Understanding respiratory physiology makes the pathology of lung disease immediately comprehensible. Asthma: The airways are chronically inflamed and hyper-reactive. During an attack, smooth muscle in the bronchioles contracts (bronchospasm) and mucus production increases → airways narrow → airflow resistance increases dramatically → patient has to work hard to breathe out (exhalation is worst because airways naturally narrow during exhalation). Treatment: bronchodilators (relax smooth muscle), corticosteroids (reduce inflammation). COPD (Chronic Obstructive Pulmonary Disease): Caused almost entirely by smoking.
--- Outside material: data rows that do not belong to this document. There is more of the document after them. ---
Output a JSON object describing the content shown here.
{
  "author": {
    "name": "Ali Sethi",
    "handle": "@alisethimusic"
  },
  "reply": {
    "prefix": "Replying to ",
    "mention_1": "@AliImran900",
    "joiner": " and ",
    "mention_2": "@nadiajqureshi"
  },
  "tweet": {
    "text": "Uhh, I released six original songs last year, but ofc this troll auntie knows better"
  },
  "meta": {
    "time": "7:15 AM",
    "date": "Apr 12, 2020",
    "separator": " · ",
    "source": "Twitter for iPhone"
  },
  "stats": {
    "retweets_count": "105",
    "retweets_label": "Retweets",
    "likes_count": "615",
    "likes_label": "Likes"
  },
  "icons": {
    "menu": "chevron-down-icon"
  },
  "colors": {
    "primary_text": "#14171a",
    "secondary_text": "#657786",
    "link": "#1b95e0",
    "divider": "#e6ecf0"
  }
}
Two processes: 1. Chronic bronchitis — chronic inflammation and excess mucus → narrowed airways 2. Emphysema — destruction of alveolar walls → loss of surface area for gas exchange AND loss of elastic recoil → air trapping (air cannot be fully exhaled) COPD is progressive and irreversible — management aims to slow progression (stop smoking) and manage symptoms. Pneumonia: Infection fills alveoli with inflammatory fluid (exudate) → impaired gas exchange → low blood oxygen (hypoxia) → patient breathless and may need oxygen therapy. The affected lung area shows as white ("consolidation") on a chest X-ray. Pulmonary embolism (PE): A blood clot (usually from a deep vein thrombosis in the legs) travels to the lungs and blocks a pulmonary artery → that lung area is ventilated but not perfused (no blood to exchange with) → V/Q mismatch → sudden breathlessness, chest pain, and low oxygen. Treated with anticoagulants (blood thinners). Pulse oximetry and arterial blood gases: - A pulse oximeter (the clip on the finger) measures oxygen saturation (SpO₂) non-invasively. Normal >95%. - Arterial blood gases (ABG) are a blood test measuring pO₂, pCO₂, and pH directly. The gold standard for assessing respiratory failure and acid-base balance.